Mike Robinson“We are basically not a self-sustaining society. There is no other way to provide amenities we need … currently land and development is one of Canada’s biggest exports,” Ian Egloff of Creekside Architects is quoted as saying in Kerry Gold’s real estate column in the Globe and Mail on Nov. 25.

What a great oxymoron. How can land and housing developments be exports when they’re architecturally and concretely rooted to our civic footprint? Who’s buying them? Where do these supposed exports go? Who profits from them? Are they good for cities like Vancouver and Toronto?

Some of the answers are found in Gold’s column about a mixed-use development planned in Vancouver. The company building it is 1032682 B.C. Inc. According to their architect and spokesperson, Egloff, the company’s owners are from China and they’re active in small projects. The housing units are likely being marketed to offshore buyers.

Dollars from outside the country are paying for the development. And, as Egloff says, “We are getting foreign investment, money from outside the country, that is going to provide this amenity for us, and obviously, take the profit overseas.”

So the export is profit, in Canadian dollars, probably provided to the developer by foreign buyers buying investment units.

Canadians benefit as local project bankers, architects, builders and real estate agents. But probably not as home owners.

As the mixed-use project has retail space, maybe some small businesses will move into the building. But local businesses interviewed for the article were skeptical. New building rents are generally higher than going rates for established sites, perhaps by as much as 60 to 80 per cent, and city taxes would increase in lockstep. Why would a local entrepreneur take this additional risk in a new shopping strip development?

You could also question Egloff’s assumption that such an amenity is needed. When I drive around my childhood neighbourhood of Dunbar Street, on Vancouver’s west side, I see lots of new condos going up. But they’re replacing the small businesses of my youth. Toy stores, bookshops, grocery stores, gas stations and collision repair shops have moved on as developers carried out the predictable land assemblies for larger projects.

Up and down the adjacent residential streets where I once walked to kindergarten are beautifully-renovated houses with manicured lawns and gardens – but no residents. They are safe-deposit-box homes for the offshore owners in what I think of as a safe-deposit-box neighbourhood.

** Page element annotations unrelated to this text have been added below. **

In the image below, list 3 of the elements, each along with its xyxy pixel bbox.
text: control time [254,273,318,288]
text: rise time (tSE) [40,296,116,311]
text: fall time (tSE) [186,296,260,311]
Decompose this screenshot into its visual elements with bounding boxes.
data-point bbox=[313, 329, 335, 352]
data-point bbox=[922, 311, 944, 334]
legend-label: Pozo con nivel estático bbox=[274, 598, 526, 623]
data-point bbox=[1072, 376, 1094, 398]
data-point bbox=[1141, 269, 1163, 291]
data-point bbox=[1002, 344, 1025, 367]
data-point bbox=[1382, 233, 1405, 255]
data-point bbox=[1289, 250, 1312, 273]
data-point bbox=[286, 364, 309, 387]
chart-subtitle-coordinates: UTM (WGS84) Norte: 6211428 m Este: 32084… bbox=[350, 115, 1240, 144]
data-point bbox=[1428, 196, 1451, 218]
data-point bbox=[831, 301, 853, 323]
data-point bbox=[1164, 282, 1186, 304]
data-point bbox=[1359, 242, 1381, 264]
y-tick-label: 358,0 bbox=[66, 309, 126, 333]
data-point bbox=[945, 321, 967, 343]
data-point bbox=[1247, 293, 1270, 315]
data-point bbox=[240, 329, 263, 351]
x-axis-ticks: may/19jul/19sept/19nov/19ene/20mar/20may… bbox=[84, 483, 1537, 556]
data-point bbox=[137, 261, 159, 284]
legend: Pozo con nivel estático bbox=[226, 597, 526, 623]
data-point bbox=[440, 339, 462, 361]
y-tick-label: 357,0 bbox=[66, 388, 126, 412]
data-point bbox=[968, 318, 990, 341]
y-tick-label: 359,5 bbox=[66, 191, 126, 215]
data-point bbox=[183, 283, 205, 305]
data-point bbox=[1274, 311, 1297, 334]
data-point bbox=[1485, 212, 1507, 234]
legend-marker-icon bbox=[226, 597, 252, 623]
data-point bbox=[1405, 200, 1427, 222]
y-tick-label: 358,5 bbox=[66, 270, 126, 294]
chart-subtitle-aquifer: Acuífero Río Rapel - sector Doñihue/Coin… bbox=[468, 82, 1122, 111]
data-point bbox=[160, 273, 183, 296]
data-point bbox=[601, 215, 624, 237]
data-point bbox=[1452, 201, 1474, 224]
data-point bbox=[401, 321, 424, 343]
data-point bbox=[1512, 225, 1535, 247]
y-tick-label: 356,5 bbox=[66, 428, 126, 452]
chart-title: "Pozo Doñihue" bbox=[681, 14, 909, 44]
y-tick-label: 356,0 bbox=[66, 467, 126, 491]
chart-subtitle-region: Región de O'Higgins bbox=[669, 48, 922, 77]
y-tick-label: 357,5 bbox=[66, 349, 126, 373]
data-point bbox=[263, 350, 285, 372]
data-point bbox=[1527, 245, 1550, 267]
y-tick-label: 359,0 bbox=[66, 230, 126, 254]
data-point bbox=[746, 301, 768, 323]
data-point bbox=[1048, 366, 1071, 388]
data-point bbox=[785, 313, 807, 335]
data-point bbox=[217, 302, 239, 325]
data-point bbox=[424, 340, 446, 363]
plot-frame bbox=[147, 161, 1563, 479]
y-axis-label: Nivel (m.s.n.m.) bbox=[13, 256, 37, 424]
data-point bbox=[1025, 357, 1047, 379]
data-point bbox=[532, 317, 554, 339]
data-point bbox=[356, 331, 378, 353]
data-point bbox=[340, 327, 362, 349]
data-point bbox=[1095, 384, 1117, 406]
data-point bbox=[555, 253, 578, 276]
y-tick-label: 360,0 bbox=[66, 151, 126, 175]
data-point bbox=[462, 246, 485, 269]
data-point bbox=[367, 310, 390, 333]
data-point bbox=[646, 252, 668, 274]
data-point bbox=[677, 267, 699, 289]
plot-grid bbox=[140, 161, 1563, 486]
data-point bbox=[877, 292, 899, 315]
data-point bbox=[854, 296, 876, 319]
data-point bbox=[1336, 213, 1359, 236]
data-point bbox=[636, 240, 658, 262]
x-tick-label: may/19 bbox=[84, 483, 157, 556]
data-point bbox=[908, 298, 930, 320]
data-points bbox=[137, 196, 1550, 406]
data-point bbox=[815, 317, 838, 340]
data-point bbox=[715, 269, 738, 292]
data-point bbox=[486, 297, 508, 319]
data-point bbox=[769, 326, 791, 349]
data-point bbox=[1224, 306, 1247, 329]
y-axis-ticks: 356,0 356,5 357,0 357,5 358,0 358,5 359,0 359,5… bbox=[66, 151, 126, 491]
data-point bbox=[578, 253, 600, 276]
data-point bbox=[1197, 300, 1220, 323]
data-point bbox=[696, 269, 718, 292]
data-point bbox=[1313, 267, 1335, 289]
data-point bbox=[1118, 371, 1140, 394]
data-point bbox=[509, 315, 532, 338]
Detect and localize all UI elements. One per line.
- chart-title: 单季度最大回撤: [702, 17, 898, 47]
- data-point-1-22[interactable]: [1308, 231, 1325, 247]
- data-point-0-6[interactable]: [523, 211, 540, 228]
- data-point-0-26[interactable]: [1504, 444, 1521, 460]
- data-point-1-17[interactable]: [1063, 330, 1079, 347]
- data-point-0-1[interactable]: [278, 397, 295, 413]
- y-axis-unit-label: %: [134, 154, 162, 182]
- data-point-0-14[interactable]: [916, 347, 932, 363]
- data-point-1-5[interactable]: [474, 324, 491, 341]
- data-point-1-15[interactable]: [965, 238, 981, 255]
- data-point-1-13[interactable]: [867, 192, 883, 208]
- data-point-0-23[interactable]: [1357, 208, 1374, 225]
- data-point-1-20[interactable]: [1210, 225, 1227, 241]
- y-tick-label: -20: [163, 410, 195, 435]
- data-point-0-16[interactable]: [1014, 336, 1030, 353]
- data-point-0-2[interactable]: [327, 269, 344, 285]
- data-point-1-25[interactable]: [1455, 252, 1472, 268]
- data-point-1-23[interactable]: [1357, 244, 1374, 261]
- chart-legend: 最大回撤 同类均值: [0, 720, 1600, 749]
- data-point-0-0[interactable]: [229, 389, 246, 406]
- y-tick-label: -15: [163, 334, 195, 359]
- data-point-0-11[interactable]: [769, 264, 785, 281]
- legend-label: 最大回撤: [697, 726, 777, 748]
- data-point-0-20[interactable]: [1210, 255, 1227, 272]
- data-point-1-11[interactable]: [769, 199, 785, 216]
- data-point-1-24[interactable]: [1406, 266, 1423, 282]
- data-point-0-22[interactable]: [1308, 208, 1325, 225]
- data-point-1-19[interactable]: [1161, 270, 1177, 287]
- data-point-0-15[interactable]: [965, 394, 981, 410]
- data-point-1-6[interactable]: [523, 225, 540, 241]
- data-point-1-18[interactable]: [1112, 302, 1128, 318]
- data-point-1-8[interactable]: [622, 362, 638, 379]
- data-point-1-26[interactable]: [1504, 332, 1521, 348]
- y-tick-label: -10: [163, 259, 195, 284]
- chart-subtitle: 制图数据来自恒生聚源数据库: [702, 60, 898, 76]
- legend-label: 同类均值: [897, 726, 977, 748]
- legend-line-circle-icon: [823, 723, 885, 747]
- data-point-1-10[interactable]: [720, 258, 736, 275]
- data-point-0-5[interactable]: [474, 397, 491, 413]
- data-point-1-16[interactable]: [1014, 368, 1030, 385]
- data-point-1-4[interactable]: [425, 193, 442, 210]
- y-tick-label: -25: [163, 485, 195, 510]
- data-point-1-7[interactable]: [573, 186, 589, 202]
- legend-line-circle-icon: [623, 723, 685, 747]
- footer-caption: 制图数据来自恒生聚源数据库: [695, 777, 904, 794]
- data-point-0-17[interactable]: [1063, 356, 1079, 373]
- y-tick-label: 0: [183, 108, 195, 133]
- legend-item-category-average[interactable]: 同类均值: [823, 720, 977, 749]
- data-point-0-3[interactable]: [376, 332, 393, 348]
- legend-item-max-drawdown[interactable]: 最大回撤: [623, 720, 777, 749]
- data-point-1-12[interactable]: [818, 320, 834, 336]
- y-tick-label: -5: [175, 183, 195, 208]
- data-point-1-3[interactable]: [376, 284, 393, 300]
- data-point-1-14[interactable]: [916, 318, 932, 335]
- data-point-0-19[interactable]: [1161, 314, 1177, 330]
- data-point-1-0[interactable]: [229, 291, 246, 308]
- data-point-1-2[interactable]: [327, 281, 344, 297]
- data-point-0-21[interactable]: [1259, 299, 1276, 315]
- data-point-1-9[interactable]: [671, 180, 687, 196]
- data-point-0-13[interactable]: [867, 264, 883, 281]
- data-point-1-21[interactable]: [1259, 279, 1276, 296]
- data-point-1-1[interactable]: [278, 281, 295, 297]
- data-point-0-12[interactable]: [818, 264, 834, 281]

What’s the point of this form of civic renewal?

In our national quest for environmental and economic sustainability, are we happy about foreign-owned neighbourhoods, with infrequent visitation, silent streets where children never play and real small-business amenities don’t exist?

The actual commodity here isn’t land and mixed-use development, it’s community. And it hasn’t been exported overseas with the developer’s profits, it’s being killed as investor communities replace residential ones.

Looking back at the B.C. economy that baby boomers grew up with, there’s been a fair bit of trouncing of previous export commodities. Most of the old-growth forests have been cut, the herring and chinook salmon stocks are waning, and most B.C. mining companies now make their profits outside the province.

All those commodities were strong export muscles for the provincial economy. But, one by one, they’ve been over-exploited and under-sustained. The public amenities provided by the tax base they once generated are now wearing out and need to be replaced.

In their place, the new tax dollars for amenity construction are “land and development” based, as Egloff points out.

Where is this all leading?

Paradoxically, the vacant communities of safe-deposit-box houses are starting to pay for the renewal of hospitals, universities, highways and bridges that were first paid for by actual exports.

The great irony is that the new amenities are blossoming in a Vancouver that increasingly can’t sustain its population of service, retail and professional workers. They’re being priced out of the housing market. From barista to restauranteur to physician, they’re slowly learning that their work and residential futures lie more in outlying municipalities than in Vancouver communities.

What happens to Vancouver when it loses all its worker bees? Who’s going to look after the hive?

What’s left won’t be a self-sustaining community. And no amount of offshore investment by Egloff’s clients and others will change that.

Mike Robinson has been CEO of three Canadian NGOs: the Arctic Institute of North America, the Glenbow Museum and the Bill Reid Gallery. Mike has chaired the national boards of Friends of the Earth, the David Suzuki Foundation, and the Canadian Parks and Wilderness Society. In 2004, he became a Member of the Order of Canada.